CDC Documents First Human-to-Human Rabies Transmission Through Organ Donation
In the first documented cases of human-to-human transmission of rabies through donated organs, three transplant patients died last month from the virus after receiving organs from an infected man, officials for CDC said Thursday, the Washington Post reports. In the incident, a previously healthy Arkansas man was admitted to Christus St. Michael Health Care Center in Texas in early May after arriving at the emergency department with a low-grade fever, nausea and vomiting. He died two days later, and his cause of death was diagnosed as a brain hemorrhage. His lungs, kidneys and liver were subsequently transplanted into four recipients. The lung recipient died almost immediately of complications from surgery, while the three remaining recipients returned home following their transplants. However, they returned to the hospital weeks later complaining of conditions including fever, headache, confusion, sleepiness or agitation, all of which are rabies symptoms. The patients died on June 7, June 8 and June 21 (Stein, Washington Post, 7/2).
According to the Dallas Morning News, "extensive testing" by CDC later showed that the donor and the three organ recipients died from rabies (Jacobson, Dallas Morning News, 7/2). Dr. Mitchell Cohen, an infectious diseases expert at CDC, said that it is likely that the rabies virus was living in the nerves of the transplanted organs (AP/Washington Times, 7/2). However, he said it is not known when or where the donor was exposed to rabies, and the infection "was not thought of as a likely cause" of death for the organ donor when he was treated at Christus St. Michael. He added that it can take up to a year after exposure to rabies for symptoms to appear (Altman, New York Times, 7/2). Dr. Bill Sutker, chief of infectious diseases at Baylor University Medical Center in Dallas, where the transplants for the three patients infected with rabies were performed, said, "We never suspected it was rabies. I've never even seen rabies in the 25 years I've been involved in infectious diseases. It's not something that's expected or should have been expected" (Dallas Morning News, 7/2). Cohen said that the transplant patients who died after receiving the infected organs were found to have strains of rabies commonly associated with bats (Niedowski, Baltimore Sun, 7/2).

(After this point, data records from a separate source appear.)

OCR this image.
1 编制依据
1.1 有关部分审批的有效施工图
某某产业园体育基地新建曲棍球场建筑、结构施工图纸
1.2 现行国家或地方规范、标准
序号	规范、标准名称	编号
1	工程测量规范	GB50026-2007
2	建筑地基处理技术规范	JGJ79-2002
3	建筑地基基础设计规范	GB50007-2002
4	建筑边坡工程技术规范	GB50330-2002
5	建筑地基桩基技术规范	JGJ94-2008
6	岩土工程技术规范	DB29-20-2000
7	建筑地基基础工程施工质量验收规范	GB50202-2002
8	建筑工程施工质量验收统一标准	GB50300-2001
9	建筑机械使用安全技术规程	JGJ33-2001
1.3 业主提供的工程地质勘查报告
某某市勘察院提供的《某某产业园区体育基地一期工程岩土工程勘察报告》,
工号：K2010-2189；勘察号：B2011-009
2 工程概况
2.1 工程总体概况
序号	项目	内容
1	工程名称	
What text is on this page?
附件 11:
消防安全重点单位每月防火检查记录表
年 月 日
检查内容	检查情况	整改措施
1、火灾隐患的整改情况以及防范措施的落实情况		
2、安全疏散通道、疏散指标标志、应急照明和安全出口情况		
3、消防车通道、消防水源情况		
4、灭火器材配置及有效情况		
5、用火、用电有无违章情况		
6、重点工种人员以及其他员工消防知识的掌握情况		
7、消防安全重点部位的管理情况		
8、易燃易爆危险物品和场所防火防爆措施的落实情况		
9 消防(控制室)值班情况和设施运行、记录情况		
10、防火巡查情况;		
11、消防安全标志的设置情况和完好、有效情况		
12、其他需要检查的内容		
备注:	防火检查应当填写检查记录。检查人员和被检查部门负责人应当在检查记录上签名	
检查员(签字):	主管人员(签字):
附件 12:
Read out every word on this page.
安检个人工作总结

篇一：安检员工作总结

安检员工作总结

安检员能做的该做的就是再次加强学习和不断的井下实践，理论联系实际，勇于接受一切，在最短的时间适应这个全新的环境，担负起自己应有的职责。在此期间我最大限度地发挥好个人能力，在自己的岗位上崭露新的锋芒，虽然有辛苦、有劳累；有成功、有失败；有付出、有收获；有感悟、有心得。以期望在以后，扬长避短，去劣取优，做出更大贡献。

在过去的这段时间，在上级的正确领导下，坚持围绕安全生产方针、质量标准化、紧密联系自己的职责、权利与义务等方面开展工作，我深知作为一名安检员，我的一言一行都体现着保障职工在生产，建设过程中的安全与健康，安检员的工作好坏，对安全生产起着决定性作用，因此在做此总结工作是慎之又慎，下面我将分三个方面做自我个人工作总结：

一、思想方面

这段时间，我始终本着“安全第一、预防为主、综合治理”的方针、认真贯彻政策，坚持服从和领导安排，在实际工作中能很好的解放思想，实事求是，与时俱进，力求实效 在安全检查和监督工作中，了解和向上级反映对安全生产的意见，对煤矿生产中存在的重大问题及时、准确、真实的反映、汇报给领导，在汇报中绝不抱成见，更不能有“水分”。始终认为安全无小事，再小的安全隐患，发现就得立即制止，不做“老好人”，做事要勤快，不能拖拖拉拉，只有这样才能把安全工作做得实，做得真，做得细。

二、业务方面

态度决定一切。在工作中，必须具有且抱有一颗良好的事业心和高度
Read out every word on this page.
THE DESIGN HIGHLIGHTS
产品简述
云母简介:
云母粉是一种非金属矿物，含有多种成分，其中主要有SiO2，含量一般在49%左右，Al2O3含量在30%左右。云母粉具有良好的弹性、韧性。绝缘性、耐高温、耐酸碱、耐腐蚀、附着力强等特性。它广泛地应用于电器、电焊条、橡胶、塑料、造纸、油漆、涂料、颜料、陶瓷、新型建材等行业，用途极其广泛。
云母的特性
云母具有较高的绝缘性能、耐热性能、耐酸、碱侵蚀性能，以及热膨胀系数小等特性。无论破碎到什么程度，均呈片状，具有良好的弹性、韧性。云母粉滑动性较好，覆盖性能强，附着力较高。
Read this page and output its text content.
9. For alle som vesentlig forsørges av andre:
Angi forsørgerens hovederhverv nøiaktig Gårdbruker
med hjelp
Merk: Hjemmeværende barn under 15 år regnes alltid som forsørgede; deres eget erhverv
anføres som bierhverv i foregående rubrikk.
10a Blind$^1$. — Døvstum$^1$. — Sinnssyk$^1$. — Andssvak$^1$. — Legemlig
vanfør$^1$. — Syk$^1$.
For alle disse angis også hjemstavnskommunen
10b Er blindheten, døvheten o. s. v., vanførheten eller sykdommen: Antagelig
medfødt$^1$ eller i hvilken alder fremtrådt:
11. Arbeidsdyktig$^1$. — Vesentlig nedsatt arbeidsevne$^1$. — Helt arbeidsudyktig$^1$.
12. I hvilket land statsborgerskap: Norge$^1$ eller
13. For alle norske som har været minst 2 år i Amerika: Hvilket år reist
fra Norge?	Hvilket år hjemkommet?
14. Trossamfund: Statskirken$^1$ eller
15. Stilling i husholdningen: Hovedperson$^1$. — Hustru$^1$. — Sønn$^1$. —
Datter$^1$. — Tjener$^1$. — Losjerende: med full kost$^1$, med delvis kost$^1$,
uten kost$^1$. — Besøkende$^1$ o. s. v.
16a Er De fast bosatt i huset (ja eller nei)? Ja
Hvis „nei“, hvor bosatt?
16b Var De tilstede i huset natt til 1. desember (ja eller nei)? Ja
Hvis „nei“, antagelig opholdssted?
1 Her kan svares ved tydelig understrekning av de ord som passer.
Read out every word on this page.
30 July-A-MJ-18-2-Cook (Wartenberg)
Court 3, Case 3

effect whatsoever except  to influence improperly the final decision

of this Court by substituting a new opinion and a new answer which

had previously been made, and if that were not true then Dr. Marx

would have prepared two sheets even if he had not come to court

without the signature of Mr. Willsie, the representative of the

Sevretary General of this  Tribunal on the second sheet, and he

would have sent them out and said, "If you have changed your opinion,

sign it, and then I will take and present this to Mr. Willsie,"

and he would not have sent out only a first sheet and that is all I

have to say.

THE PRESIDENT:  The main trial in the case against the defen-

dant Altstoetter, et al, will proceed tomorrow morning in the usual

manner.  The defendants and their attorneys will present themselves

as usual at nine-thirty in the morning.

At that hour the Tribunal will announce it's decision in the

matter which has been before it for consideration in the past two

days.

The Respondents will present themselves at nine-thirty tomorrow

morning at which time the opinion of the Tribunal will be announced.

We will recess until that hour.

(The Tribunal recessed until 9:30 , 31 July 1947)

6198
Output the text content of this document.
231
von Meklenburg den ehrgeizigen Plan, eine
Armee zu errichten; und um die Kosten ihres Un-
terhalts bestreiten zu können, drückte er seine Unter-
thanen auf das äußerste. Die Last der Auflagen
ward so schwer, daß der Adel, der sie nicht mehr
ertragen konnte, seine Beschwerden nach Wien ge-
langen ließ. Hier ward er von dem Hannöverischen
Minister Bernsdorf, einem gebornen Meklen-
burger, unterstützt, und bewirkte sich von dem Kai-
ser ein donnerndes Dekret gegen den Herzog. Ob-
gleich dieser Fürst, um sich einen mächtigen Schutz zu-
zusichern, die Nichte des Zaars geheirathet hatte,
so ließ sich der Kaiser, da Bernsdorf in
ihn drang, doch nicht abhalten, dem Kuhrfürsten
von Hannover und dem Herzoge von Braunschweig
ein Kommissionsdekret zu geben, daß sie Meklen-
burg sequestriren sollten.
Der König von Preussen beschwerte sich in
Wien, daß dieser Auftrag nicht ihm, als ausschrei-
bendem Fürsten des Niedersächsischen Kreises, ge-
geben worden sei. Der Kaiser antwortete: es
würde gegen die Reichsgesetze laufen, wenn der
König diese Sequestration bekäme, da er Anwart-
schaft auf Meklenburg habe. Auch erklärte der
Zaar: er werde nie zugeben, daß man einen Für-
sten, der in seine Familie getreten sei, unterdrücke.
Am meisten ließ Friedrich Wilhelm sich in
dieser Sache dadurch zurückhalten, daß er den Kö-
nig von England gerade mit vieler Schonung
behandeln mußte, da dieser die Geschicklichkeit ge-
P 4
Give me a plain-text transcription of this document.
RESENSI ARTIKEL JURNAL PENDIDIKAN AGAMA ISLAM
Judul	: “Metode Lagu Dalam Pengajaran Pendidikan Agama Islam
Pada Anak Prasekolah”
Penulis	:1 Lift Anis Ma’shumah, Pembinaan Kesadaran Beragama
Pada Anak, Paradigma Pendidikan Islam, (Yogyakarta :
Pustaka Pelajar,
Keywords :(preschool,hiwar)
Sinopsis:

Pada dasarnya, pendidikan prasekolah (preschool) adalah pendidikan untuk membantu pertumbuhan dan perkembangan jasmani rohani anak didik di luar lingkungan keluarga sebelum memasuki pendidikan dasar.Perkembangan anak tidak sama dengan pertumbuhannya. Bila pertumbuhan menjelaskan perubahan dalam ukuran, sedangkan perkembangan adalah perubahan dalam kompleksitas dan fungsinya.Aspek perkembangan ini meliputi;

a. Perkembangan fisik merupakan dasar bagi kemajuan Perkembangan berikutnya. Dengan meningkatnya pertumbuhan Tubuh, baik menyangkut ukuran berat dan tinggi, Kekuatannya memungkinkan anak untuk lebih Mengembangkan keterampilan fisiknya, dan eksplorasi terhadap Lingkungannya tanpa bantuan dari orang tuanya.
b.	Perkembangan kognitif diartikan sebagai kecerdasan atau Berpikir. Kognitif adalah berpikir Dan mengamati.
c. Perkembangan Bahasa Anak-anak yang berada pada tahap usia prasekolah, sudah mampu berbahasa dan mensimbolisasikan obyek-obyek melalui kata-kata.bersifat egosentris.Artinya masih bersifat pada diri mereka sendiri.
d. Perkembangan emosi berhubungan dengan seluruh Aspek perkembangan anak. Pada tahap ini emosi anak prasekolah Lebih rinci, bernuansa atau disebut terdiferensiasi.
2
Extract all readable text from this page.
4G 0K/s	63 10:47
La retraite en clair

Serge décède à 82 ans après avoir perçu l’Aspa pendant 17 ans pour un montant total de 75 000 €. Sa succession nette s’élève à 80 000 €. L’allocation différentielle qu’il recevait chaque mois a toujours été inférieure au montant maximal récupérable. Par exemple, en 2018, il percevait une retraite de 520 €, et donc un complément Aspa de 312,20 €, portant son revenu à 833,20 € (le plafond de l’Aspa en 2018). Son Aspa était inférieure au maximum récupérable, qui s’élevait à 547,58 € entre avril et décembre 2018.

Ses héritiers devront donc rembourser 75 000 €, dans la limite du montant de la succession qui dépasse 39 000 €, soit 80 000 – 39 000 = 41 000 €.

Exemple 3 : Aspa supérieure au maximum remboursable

According to the Post, rabies is an "acute, often fatal neurological disease that usually occurs when a person is bitten by an infected animal" (Washington Post, 7/2). Human cases are very rare; rabies results in only one or two human deaths annually in the United States, according to CDC. Human-to-human transmissions of the disease are even more rare. At least eight people worldwide have contracted rabies through cornea transplants, but the current incident marks the first known cases of rabies being spread through donated organs, according to CDC (AP/Washington Times, 7/2). CDC is working with health officials in Alabama, Arkansas, Texas and Oklahoma -- where the donor and recipients lived or were treated -- to determine whether anyone who had contact with the recipients needs to be immunized against rabies. Treatment is effective only before the onset of symptoms, after which point death typically follows within days, according to the Sun (Baltimore Sun, 7/2). CDC officials said that the risk to health care workers who treated the patients is "very low" (Smith, Arkansas Democrat Gazette, 7/2).
Health officials say that as a result of the deaths, they plan to review donor organ screening procedures to determine whether donors should be tested for the virus. Cohen said, "This is a very sad, tragic situation. This has never happened before, but we need to do whatever we can to prevent it from happening again" (Washington Post, 7/2). In some states, transplant coordinators already ask families of potential donors whether the person was ever bitten by an animal suspected of carrying the disease (Baltimore Sun, 7/2). However, performing tests on potential donors prior to transplant could prove impractical because results can take days; transplants need to be completed within four hours of donation for lungs, six hours for hearts and 24 hours for liver and kidneys (Ackerman, Houston Chronicle, 7/1). Cohen stressed that that the case should not deter potential transplant patients, noting that the "consequences of not receiving a donation far outweig[h] the risk" (Washington Post, 7/2). Dr. Daniel Hayes, an organ transplant specialist with the United Network for Organ Sharing, said, "I don't think that such a rare event should trigger any kind of widespread panic or reaction to do testing on a disease that is so infrequent" (Arkansas Democrat Gazette, 7/2).